One of the most interesting parts of this gospel is what Jesus does not say. He does not say, “This entire status-by-seating system is bogus and I want you to chuck the whole thing.” Jesus proceeds on the assumption that we will work and live within this system. Jesus says, “When you are invited, go and sit down at the lowest place, so that when your host comes, he may say to you, “My friend, move up higher.” In that way, everyone with you at the table will see you honoured. For everyone who exalts himself will be humbled, and the man who humbles himself will be exalted.’
So Jesus leaves the status system intact. At least that’s how we would interpret it. But what if there’s another way to think about it?
Let’s think for a moment about the unspoken cues and subtle put-downs.
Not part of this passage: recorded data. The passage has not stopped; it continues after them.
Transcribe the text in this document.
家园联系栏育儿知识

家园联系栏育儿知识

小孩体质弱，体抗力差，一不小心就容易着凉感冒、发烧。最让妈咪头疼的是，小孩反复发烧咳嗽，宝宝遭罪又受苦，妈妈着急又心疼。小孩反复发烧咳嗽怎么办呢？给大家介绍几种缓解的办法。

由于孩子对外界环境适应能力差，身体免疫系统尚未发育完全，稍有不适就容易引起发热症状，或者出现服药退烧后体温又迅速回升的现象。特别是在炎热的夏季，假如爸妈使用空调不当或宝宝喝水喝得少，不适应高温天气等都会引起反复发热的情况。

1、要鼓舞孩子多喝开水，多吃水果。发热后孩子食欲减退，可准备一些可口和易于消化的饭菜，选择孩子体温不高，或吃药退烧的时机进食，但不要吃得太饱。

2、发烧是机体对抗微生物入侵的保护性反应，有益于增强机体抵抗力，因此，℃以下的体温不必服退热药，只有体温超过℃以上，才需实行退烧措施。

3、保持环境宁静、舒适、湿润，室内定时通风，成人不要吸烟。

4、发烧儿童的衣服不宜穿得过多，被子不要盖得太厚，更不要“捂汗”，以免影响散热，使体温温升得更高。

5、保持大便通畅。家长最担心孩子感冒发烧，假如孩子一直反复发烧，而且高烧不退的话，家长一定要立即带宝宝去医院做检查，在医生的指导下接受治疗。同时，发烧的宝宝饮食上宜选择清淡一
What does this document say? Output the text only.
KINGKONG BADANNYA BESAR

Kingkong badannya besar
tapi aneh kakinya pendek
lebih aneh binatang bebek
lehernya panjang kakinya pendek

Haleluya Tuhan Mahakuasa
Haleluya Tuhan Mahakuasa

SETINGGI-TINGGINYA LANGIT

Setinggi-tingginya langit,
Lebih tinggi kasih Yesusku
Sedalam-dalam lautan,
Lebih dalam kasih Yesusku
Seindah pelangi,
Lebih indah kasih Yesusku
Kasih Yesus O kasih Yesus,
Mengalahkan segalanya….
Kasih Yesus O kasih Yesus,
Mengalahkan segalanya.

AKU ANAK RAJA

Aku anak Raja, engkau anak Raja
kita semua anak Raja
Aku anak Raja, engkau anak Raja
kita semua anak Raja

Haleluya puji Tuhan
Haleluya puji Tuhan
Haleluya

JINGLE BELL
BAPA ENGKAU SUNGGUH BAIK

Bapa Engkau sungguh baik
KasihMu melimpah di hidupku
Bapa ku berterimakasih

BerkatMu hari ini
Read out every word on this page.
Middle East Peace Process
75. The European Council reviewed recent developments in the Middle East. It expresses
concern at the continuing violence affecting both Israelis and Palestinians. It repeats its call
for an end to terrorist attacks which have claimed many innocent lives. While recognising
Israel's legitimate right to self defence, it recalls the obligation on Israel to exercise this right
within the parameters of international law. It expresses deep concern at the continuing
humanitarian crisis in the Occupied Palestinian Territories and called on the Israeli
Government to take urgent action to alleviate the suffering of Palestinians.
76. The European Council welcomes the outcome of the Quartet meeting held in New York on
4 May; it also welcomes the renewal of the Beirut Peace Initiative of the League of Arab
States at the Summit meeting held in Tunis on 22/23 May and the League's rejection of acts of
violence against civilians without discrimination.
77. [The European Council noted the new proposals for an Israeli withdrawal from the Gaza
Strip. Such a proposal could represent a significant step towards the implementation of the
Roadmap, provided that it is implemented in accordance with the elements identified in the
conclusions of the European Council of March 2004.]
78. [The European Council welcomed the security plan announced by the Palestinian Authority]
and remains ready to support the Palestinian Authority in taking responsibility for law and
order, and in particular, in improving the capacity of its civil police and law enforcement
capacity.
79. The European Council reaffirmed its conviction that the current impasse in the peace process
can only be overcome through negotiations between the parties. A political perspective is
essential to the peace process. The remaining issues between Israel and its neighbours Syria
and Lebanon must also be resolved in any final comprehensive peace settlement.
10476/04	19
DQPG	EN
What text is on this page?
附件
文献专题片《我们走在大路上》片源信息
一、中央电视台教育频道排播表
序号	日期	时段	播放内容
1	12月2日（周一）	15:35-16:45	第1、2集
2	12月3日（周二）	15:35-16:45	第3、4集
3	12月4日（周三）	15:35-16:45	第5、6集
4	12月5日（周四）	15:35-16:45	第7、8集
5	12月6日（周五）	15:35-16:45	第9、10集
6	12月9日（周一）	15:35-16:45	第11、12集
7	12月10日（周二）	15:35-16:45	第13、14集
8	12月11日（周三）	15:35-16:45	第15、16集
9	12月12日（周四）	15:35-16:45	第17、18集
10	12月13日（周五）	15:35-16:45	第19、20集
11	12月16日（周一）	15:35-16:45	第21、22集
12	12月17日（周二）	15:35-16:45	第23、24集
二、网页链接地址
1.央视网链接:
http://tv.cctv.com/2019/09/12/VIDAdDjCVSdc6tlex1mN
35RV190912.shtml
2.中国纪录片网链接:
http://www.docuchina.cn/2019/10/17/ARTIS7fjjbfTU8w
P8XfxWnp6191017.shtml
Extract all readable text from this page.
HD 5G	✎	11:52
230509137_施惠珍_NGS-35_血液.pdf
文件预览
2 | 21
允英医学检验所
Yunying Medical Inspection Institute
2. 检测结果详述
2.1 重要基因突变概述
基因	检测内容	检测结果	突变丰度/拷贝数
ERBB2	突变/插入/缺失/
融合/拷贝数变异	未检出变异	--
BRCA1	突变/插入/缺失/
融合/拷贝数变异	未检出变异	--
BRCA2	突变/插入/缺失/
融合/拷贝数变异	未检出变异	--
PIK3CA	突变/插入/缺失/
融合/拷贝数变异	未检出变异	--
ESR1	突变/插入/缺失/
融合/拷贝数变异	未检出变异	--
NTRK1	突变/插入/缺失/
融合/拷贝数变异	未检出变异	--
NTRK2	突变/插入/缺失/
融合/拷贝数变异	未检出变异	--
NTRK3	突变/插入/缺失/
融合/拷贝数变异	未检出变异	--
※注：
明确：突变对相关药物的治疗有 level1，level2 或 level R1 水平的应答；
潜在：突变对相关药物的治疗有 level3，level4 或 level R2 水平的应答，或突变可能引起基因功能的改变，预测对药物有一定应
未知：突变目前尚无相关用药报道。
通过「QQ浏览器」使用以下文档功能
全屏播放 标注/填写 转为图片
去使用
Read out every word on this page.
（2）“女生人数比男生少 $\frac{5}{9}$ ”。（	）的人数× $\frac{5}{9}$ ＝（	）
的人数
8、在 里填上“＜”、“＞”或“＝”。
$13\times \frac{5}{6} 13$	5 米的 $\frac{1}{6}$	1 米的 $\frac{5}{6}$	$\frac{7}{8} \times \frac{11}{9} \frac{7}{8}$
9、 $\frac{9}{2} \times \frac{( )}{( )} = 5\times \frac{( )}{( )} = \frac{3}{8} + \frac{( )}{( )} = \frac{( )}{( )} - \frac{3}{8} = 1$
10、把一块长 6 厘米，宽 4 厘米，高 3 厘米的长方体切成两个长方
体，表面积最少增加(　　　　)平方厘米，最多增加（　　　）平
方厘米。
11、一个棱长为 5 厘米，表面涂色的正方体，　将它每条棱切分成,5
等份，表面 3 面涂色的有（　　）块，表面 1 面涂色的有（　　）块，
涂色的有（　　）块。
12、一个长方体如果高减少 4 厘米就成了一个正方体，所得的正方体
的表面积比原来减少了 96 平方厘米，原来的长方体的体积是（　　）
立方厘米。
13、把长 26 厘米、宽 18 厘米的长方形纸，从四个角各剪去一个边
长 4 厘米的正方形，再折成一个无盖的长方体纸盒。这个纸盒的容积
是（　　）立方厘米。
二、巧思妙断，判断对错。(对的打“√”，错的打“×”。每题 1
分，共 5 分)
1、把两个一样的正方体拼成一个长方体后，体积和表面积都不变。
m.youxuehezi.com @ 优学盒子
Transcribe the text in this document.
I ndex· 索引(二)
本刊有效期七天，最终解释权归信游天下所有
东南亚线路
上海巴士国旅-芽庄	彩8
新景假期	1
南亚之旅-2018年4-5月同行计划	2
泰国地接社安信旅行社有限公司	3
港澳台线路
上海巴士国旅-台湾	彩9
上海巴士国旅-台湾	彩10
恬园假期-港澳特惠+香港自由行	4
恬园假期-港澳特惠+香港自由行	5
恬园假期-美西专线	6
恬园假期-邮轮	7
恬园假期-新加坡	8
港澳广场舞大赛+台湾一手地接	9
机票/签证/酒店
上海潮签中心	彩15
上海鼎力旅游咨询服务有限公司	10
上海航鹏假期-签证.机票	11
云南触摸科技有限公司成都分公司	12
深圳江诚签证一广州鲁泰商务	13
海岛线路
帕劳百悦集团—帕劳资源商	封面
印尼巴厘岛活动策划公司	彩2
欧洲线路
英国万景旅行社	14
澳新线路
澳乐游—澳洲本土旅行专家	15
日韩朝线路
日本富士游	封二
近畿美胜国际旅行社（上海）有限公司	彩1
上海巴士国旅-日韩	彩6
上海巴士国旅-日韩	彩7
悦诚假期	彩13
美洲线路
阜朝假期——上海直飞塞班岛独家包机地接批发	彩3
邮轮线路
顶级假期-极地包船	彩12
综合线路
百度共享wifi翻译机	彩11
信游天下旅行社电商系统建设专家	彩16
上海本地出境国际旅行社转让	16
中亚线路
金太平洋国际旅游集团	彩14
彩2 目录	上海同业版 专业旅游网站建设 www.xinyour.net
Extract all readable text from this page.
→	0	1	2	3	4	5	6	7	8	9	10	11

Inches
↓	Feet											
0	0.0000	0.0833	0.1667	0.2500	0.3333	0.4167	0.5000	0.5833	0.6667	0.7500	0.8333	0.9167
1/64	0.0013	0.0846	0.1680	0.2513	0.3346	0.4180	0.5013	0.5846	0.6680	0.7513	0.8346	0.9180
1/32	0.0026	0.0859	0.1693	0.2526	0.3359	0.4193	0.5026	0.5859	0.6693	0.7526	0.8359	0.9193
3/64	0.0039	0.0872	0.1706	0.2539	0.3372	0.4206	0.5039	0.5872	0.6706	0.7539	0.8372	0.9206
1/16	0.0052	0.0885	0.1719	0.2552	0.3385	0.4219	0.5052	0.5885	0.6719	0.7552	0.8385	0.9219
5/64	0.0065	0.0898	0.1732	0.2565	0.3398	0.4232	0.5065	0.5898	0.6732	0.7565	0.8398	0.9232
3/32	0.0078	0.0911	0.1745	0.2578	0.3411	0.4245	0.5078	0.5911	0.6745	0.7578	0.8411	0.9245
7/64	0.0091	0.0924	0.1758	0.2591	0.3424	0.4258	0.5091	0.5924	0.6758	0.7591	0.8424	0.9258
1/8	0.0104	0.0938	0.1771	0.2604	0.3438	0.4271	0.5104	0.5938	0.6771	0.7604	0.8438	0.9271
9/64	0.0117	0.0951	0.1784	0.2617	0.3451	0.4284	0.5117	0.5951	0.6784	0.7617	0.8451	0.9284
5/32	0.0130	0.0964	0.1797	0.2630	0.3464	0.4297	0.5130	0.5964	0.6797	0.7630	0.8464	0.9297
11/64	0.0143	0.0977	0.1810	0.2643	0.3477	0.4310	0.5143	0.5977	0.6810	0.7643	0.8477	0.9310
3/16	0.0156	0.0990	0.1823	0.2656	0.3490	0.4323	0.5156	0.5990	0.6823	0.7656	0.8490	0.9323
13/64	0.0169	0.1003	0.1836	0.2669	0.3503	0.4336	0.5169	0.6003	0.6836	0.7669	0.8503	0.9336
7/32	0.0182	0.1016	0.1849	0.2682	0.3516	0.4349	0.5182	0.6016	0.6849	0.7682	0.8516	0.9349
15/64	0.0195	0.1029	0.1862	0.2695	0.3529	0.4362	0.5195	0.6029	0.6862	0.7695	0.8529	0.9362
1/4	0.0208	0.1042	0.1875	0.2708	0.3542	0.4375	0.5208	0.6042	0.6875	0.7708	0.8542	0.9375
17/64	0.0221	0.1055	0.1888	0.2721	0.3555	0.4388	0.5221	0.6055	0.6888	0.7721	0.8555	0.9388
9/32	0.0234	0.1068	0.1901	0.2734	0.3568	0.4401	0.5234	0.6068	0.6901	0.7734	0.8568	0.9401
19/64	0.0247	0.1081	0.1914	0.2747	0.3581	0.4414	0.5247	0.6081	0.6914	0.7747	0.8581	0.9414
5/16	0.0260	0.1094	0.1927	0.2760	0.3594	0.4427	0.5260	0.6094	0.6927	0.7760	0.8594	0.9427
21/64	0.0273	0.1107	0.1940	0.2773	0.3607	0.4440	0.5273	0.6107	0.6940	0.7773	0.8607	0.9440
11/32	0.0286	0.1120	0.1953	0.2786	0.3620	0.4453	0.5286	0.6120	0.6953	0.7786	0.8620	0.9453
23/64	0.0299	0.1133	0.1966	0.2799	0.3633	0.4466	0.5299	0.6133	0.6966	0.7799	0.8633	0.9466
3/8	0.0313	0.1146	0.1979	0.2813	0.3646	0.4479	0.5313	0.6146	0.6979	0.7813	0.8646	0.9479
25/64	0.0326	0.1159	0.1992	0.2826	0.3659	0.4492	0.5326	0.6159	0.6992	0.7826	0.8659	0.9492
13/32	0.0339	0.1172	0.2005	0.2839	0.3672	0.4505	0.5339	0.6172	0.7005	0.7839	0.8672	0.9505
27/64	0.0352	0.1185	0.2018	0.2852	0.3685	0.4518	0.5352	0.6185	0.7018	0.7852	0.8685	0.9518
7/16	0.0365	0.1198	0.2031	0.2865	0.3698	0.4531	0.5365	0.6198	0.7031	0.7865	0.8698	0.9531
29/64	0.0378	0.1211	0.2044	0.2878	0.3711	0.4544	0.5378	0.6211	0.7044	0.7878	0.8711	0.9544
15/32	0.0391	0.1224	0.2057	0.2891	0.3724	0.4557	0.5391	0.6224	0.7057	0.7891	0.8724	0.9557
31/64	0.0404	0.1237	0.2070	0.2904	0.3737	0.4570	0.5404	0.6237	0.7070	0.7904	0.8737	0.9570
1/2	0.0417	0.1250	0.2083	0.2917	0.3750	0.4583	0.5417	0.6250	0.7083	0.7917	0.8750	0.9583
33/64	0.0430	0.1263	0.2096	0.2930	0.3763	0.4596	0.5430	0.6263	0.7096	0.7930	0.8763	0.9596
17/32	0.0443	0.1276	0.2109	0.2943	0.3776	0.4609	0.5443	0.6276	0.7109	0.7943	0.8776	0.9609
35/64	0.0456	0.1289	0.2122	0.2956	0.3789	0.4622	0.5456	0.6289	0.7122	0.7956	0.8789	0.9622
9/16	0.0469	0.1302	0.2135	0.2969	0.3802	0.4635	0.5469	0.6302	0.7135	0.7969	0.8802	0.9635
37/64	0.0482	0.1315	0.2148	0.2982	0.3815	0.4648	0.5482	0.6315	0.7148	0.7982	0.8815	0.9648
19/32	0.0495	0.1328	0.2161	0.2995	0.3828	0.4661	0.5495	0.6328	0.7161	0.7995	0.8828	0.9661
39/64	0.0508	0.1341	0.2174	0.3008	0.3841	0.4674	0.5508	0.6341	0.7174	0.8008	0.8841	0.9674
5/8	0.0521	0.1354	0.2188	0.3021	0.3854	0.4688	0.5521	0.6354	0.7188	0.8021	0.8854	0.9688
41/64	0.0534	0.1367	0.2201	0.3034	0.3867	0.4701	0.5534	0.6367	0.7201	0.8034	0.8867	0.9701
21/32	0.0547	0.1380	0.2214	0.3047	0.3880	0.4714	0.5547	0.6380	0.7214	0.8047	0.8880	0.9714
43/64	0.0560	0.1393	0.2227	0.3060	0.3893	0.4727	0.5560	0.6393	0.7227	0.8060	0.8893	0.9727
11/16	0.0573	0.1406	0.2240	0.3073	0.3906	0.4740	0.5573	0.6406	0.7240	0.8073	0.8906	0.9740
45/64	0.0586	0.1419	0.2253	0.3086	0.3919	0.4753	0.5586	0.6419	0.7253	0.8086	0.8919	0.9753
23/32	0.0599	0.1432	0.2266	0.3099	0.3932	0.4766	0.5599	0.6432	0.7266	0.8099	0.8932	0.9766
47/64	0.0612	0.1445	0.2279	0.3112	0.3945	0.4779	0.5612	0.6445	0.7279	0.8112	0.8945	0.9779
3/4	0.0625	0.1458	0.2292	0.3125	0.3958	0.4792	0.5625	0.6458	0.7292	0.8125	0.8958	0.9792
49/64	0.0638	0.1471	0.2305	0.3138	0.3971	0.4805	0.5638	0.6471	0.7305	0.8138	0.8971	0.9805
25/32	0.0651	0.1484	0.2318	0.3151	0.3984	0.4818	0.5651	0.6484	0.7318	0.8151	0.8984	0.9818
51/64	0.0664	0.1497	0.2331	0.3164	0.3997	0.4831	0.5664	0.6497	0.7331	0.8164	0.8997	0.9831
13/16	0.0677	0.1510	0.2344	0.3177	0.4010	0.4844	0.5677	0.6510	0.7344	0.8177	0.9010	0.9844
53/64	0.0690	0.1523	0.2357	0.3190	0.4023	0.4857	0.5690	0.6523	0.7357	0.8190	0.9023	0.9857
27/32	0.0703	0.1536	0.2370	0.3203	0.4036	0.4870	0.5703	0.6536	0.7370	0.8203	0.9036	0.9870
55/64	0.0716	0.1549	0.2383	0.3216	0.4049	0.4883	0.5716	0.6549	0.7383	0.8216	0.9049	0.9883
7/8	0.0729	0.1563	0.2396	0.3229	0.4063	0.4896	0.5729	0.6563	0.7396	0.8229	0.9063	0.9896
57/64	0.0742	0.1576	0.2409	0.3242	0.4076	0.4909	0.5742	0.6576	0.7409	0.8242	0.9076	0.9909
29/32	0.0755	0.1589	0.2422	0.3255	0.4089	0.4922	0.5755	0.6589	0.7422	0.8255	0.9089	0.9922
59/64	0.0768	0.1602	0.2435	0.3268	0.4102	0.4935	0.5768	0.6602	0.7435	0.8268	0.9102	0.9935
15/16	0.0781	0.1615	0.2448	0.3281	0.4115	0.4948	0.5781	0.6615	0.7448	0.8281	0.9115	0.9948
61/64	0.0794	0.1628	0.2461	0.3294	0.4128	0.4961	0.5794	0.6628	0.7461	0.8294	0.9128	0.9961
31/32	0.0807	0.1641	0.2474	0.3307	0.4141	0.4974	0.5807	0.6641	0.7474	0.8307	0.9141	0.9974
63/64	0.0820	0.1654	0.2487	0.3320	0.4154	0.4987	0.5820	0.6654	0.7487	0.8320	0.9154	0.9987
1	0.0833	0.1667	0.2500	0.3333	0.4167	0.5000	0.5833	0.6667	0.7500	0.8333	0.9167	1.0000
The unfairness of who is rewarded and who is shoved down to a lower rung. When we get caught up in these games we are disconnected from God and our true selves. And that drains us of life and vitality. Jesus says, “For everyone who exalts himself will be humbled.” He’s telling us that as long as we search for satisfaction in ways to put ourselves above others, we will find ourselves with many shiny things but with empty hearts. Exalting ourselves drives us to new lows of integrity and new poverty of happiness. So the exaltation Jesus promises is liberation from the whole status system. Suddenly, that craving to be the best, to have the most, to win at everything, starts to ebb and die away. This is the exaltation Jesus promises the humble. And if we keep working at it, small choice by small choice, the seed of peace starts to flower.
“Those who humble themselves will be exalted.” When we are still trapped in the status system, we might assume that Jesus means that at the Great Dinner Table in the Sky, the humble will finally, finally get to have the choice seats at the head of the table, a never outdated smartphone, and an infinity sign where their Facebook like number used to be. But that would not be heaven. It would be the same prison we lived in on earth.
We can’t free ourselves from the status system. Jesus points that out by assuming that there will always be a table and there will always be fighting for higher positions at the table. Where we have a choice is where we choose to sit. And if we ask Jesus to be with us and help us to take the lower seat, help us to quit playing the game, help us to abandon the quest for success and money and power, he will exalt us to freedom from the need for status at all. We won’t need to make a big show of it. We will know our true worth. We will know deep in our bones that our worth is not determined by where we sit, but by whom we are loved. In the celebration of the Eucharist, we have the assurance of God’s nearness to us. At Mass, our faith doesn’t make God present so much as it finds God present in scripture, in sacrament, and in one another. In the one Bread and one Cup of Christ, we have a foretaste of our eternal banquet feast of heaven. Yet we receive the Body and Blood of Christ neither as rewards for good behaviour nor as passive acceptance of bad behaviour. Rather, we receive the Lord’s presence only by virtue of God’s gracious mercy and our sincere efforts to locate God in the midst of our lives.
We may not know our seating location at the eternal banquet feast, but we can still take heart. The host continues to invite us, and the doors to the hall remain unlocked. And we are loved by Jesus. Amen.